Many observers consider the PEPFAR/USAID initiative redundant with similar programs already under development. PEPFAR officials say that local governments and third-party donors will have the option of using their own systems instead of SCMS, but organizations receiving PEPFAR funds may well feel pressure to adopt the US program.
While the immediate goal of AIDS programs is to provide treatment for millions of infected patients, a broader aim is to encourage development of new therapies to meet future needs. The good news is that efforts to deal with current crises do not seem to be curbing innovation. In July, Boehringer Ingelheim announced FDA approval of its new protease inhibitor Aptivus (tipranavir). Massachusetts-based Panacos Pharmaceuticals unveiled early clinical trial results in August indicating high efficacy from a new maturation-inhibitor antiretroviral made from the bark of the European plane tree. New studies are examining whether ARVs may be effective at preventing HIV infection in the first place.
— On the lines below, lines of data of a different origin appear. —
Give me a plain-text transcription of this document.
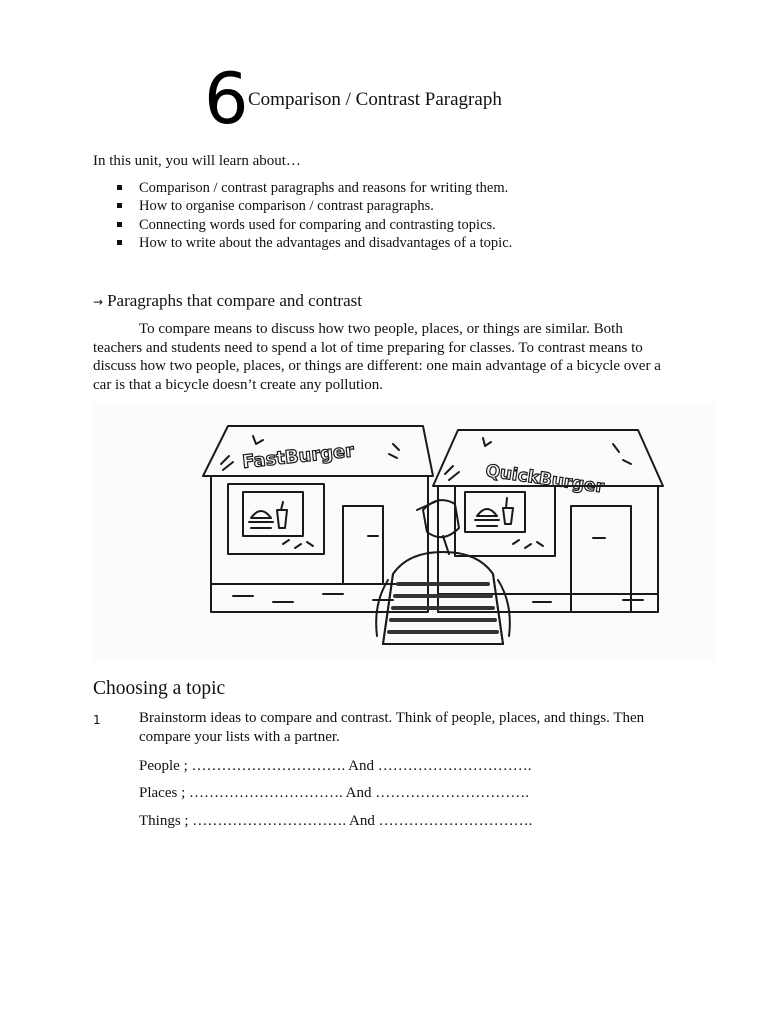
6 Comparison / Contrast Paragraph
In this unit, you will learn about…
Comparison / contrast paragraphs and reasons for writing them.
How to organise comparison / contrast paragraphs.
Connecting words used for comparing and contrasting topics.
How to write about the advantages and disadvantages of a topic.
→ Paragraphs that compare and contrast

To compare means to discuss how two people, places, or things are similar. Both teachers and students need to spend a lot of time preparing for classes. To contrast means to discuss how two people, places, or things are different: one main advantage of a bicycle over a car is that a bicycle doesn’t create any pollution.

FastBurger
QuickBurger
Choosing a topic
1	Brainstorm ideas to compare and contrast. Think of people, places, and things. Then compare your lists with a partner.

People ; …………………………. And ………………………….
Places ; …………………………. And ………………………….
Things ; …………………………. And ………………………….
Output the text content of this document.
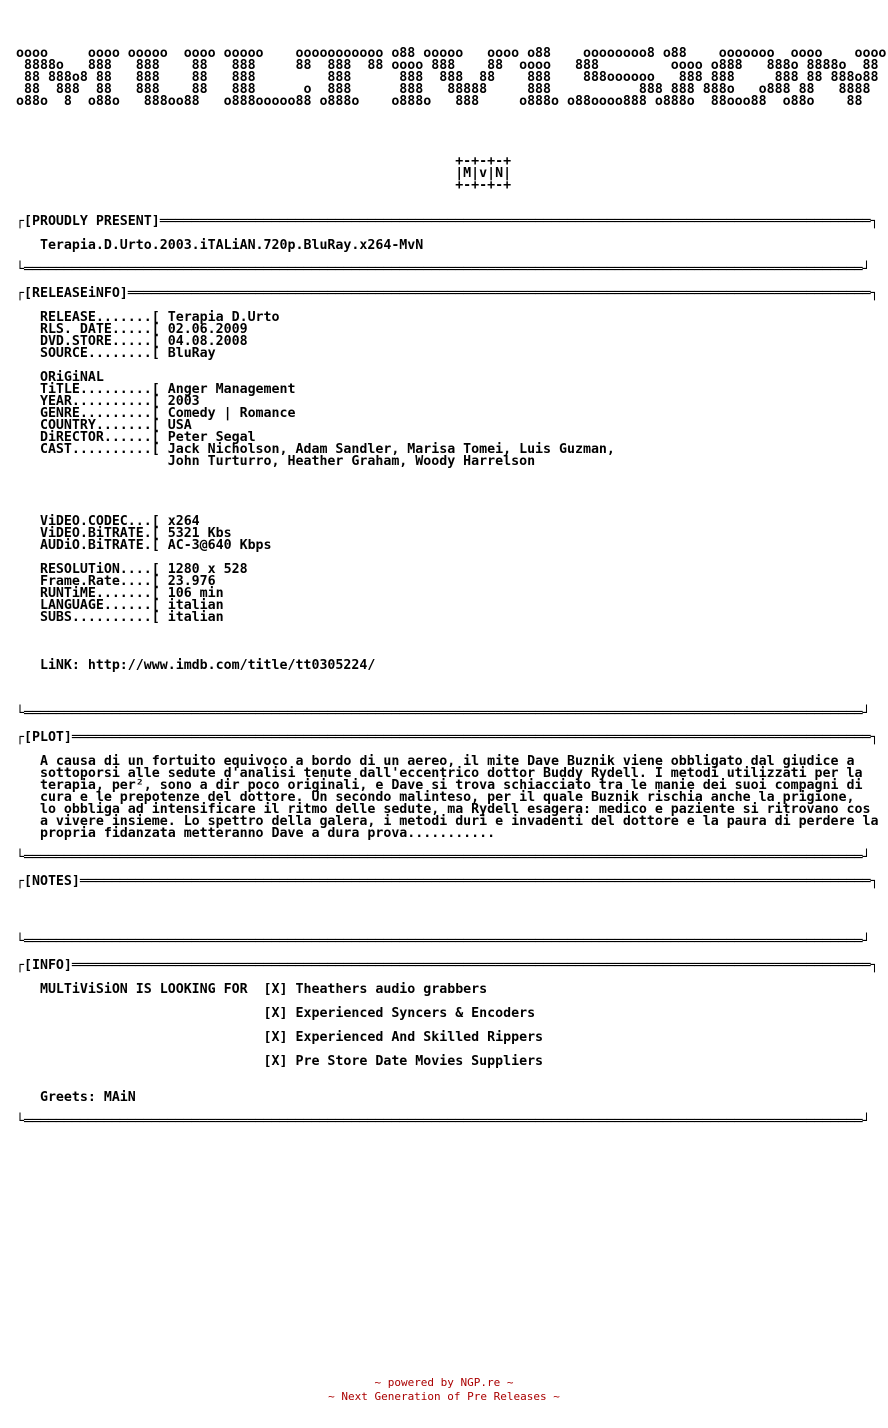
oooo     oooo ooooo  oooo ooooo    ooooooooooo o88 ooooo   oooo o88    oooooooo8 o88    ooooooo  oooo    oooo
8888o   888   888    88   888     88  888  88 oooo 888    88  oooo   888         oooo o888   888o 8888o  88
88 888o8 88   888    88   888         888      888  888  88    888    888oooooo   888 888     888 88 888o88
88  888  88   888    88   888      o  888      888   88888     888           888 888 888o   o888 88   8888
o88o  8  o88o   888oo88   o888ooooo88 o888o    o888o   888     o888o o88oooo888 o888o  88ooo88  o88o    88

+-+-+-+
|M|v|N|
+-+-+-+

┌[PROUDLY PRESENT]═════════════════════════════════════════════════════════════════════════════════════════┐

Terapia.D.Urto.2003.iTALiAN.720p.BluRay.x264-MvN

└═════════════════════════════════════════════════════════════════════════════════════════════════════════┘

┌[RELEASEiNFO]═════════════════════════════════════════════════════════════════════════════════════════════┐

RELEASE.......[ Terapia D.Urto
RLS. DATE.....[ 02.06.2009
DVD.STORE.....[ 04.08.2008
SOURCE........[ BluRay

ORiGiNAL
TiTLE.........[ Anger Management
YEAR..........[ 2003
GENRE.........[ Comedy | Romance
COUNTRY.......[ USA
DiRECTOR......[ Peter Segal
CAST..........[ Jack Nicholson, Adam Sandler, Marisa Tomei, Luis Guzman,
John Turturro, Heather Graham, Woody Harrelson

ViDEO.CODEC...[ x264
ViDEO.BiTRATE.[ 5321 Kbs
AUDiO.BiTRATE.[ AC-3@640 Kbps

RESOLUTiON....[ 1280 x 528
Frame.Rate....[ 23.976
RUNTiME.......[ 106 min
LANGUAGE......[ italian
SUBS..........[ italian

LiNK: http://www.imdb.com/title/tt0305224/

└═════════════════════════════════════════════════════════════════════════════════════════════════════════┘

┌[PLOT]════════════════════════════════════════════════════════════════════════════════════════════════════┐

A causa di un fortuito equivoco a bordo di un aereo, il mite Dave Buznik viene obbligato dal giudice a
sottoporsi alle sedute d'analisi tenute dall'eccentrico dottor Buddy Rydell. I metodi utilizzati per la
terapia, per², sono a dir poco originali, e Dave si trova schiacciato tra le manie dei suoi compagni di
cura e le prepotenze del dottore. Un secondo malinteso, per il quale Buznik rischia anche la prigione,
lo obbliga ad intensificare il ritmo delle sedute, ma Rydell esagera: medico e paziente si ritrovano cos
a vivere insieme. Lo spettro della galera, i metodi duri e invadenti del dottore e la paura di perdere la
propria fidanzata metteranno Dave a dura prova...........

└═════════════════════════════════════════════════════════════════════════════════════════════════════════┘

┌[NOTES]═══════════════════════════════════════════════════════════════════════════════════════════════════┐

└═════════════════════════════════════════════════════════════════════════════════════════════════════════┘

┌[INFO]════════════════════════════════════════════════════════════════════════════════════════════════════┐

MULTiViSiON IS LOOKING FOR  [X] Theathers audio grabbers

[X] Experienced Syncers & Encoders

[X] Experienced And Skilled Rippers

[X] Pre Store Date Movies Suppliers

Greets: MAiN

└═════════════════════════════════════════════════════════════════════════════════════════════════════════┘
~ powered by NGP.re ~
~ Next Generation of Pre Releases ~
Research also is generating hope for new treatments for malaria and TB. Last year, the Institute of Medicine issued a report calling for major global investment in new artemisinin-based combination therapies (ACTs) due to the drug's positive results. Promising treatments against tuberculosis are being tested, which is important in the United States as drug-resistant TB cases have emerged in California. The resulting new drugs may prevent disease spread and help cure already stricken patients.